Suppose that you generated a Figure, but you’d like to have smaller font size for xaxis title. In this case you don’t search the python/reference and read the first met title, because there is a layout title (the plot tittle) the xaxis title, yaxis title (and for 3d plots zaxis title). But since you want to change the title font for xaxis your (necessary) bakground in graph_objects suggests to search first on python/reference , xaxis, because one of its attrinutes must be changed. Scrolling through the list of xaxis attributes you will stumble upon title. After title are listed its attributes, and you find the font and then the font size, Hence you’ll make the update:

fig.update_layout(xaxis_title_font_size=12)

In this case the root was xaxis.

Second searching method:

display `help(go.layout.XAxis)’

Here the xaxis properties are listed in alphabetical order.

The title is listed as follows:

title
 |          :class:`plotly.graph_objects.layout.xaxis.Title`
 |          instance or dict with compatible properties

Now display (print)

help(go.layout.xaxis.Title)

and you’ll find out font as a property

Display:

help(go.layout.xaxis.title.Font

and you can see the size.

Hence depending on how well you first studied and experimented with plotly.graph_objects, you are able to find what should be updated and how to set the root of search and the path to a convenient property.

In the reference, there are…
(1) In Trace Type section, many xaxis with parent as some data type (scatter, bar, etc.)
(2) In Axes and Subplots, an xaxis with parent of layout.

Say I have a figure with a scatterplot and I wish to change the xaxis in some manner, how would I decide if I should choose xaxis from trace type or layout?

Good question! The xaxis key in any given trace is actually a “pointer” to an xaxis key in layout (as there can be more than one of the latter).

So if you have layout.xaxis and layout.xaxis2 then you might have a trace where <trace>.xaxis="x" and another where <trace>.xaxis="x2" but you can’t set the x axis title from within a trace.

For historical reasons, while this pattern also applies to <trace>.coloraxis and layout.coloraxis, traces also have an “on board” colorscale and colorbar, so for continuous color, you can in fact set the colorbar title from within the trace, but this is considered “legacy” at this point.

Hope this helps!

Thank you the help. I think I understand.

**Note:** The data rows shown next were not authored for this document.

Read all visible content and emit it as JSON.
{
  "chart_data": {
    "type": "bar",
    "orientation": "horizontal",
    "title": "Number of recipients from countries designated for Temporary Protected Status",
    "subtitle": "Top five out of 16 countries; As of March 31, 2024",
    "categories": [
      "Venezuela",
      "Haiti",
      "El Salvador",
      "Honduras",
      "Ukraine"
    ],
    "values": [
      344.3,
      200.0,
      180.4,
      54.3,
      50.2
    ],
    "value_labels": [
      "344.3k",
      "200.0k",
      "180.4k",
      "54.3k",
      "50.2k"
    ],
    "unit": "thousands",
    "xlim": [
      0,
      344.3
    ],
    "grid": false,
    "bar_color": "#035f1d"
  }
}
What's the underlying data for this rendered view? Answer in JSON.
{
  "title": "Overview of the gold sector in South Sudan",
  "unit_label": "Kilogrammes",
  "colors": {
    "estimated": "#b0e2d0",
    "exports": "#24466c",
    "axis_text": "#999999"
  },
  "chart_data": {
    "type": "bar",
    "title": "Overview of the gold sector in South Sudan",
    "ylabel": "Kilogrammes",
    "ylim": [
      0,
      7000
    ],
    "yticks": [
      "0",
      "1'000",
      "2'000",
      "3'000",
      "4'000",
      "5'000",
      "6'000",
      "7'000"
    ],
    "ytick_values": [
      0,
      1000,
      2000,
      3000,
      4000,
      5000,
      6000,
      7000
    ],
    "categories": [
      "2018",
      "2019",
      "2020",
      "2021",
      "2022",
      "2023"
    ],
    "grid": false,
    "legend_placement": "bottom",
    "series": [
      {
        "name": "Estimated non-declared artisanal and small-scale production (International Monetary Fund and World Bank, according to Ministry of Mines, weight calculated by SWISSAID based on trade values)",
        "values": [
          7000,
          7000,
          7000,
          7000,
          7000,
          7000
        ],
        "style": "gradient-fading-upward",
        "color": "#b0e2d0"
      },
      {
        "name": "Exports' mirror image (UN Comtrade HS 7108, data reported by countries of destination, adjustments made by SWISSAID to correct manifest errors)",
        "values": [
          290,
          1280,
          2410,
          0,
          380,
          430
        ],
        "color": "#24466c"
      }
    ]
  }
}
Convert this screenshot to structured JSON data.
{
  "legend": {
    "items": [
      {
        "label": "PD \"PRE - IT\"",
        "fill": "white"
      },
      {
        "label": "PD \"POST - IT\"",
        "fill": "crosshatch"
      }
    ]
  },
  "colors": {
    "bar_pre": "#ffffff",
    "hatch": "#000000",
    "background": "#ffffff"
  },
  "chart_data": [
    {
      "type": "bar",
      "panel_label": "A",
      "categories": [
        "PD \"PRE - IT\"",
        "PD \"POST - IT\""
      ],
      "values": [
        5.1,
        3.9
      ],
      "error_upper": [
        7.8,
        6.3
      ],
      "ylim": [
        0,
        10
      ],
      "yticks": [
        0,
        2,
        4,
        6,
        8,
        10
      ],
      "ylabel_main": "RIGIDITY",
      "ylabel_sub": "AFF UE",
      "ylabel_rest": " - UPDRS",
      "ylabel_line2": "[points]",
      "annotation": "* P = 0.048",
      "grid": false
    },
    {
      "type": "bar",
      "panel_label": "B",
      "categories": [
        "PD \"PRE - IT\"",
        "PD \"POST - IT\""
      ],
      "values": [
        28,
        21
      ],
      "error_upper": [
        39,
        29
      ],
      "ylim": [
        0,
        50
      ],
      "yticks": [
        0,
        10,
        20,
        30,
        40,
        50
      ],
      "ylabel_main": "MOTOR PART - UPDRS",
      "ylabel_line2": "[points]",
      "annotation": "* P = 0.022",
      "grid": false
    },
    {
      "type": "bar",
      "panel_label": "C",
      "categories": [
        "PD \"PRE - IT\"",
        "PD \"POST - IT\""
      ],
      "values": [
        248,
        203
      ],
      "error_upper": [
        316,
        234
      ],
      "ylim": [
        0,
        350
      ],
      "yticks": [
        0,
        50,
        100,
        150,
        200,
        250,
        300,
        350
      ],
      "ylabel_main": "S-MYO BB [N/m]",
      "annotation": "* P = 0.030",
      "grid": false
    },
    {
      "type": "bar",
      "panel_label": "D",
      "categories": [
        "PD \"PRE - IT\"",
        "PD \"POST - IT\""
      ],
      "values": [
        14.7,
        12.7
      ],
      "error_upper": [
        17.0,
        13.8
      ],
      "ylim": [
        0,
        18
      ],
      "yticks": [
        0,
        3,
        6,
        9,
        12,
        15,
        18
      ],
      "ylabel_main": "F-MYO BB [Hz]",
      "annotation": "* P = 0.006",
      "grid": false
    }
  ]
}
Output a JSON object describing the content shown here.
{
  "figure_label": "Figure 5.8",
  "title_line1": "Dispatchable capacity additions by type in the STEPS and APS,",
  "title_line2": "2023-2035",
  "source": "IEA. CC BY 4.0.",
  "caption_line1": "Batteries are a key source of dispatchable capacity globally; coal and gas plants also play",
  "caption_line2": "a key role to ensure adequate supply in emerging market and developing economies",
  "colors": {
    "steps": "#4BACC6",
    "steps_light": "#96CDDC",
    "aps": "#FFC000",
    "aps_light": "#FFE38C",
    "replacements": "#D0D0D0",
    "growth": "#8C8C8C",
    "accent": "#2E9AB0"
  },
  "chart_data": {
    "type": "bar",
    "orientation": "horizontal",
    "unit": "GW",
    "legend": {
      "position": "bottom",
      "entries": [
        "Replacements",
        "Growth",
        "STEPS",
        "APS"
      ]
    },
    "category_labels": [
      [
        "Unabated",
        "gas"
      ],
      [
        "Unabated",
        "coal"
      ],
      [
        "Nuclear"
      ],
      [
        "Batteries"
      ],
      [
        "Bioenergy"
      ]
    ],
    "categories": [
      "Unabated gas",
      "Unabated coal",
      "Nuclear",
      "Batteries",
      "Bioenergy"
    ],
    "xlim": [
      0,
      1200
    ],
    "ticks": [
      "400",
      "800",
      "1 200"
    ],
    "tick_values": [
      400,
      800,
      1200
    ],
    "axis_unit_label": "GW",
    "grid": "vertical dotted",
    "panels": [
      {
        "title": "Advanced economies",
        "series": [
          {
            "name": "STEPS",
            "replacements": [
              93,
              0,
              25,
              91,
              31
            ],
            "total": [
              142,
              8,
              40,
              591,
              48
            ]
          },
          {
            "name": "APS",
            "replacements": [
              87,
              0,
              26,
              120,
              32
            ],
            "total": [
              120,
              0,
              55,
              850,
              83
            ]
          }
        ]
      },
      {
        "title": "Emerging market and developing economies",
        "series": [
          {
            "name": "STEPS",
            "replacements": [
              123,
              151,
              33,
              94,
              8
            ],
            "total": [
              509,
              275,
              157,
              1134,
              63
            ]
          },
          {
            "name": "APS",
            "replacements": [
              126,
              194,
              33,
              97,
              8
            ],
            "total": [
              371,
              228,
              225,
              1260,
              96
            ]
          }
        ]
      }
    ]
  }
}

@joemac1985 I’ve pulled together a new top-level page that is intended to explain everything about the structure of figures and how the various bits relate to each other, and how to read the Figure Reference (including a new preamble in the figure reference itself explaining how to read it)

Check it out here: https://plotly.com/python/figure-structure/ and please feel free to give feedback if things are missing or unclear :slight_smile:

1 Like

This is magnifique! It is exactly what I am looking for. I will go through it and add comments here, in case they are useful to you.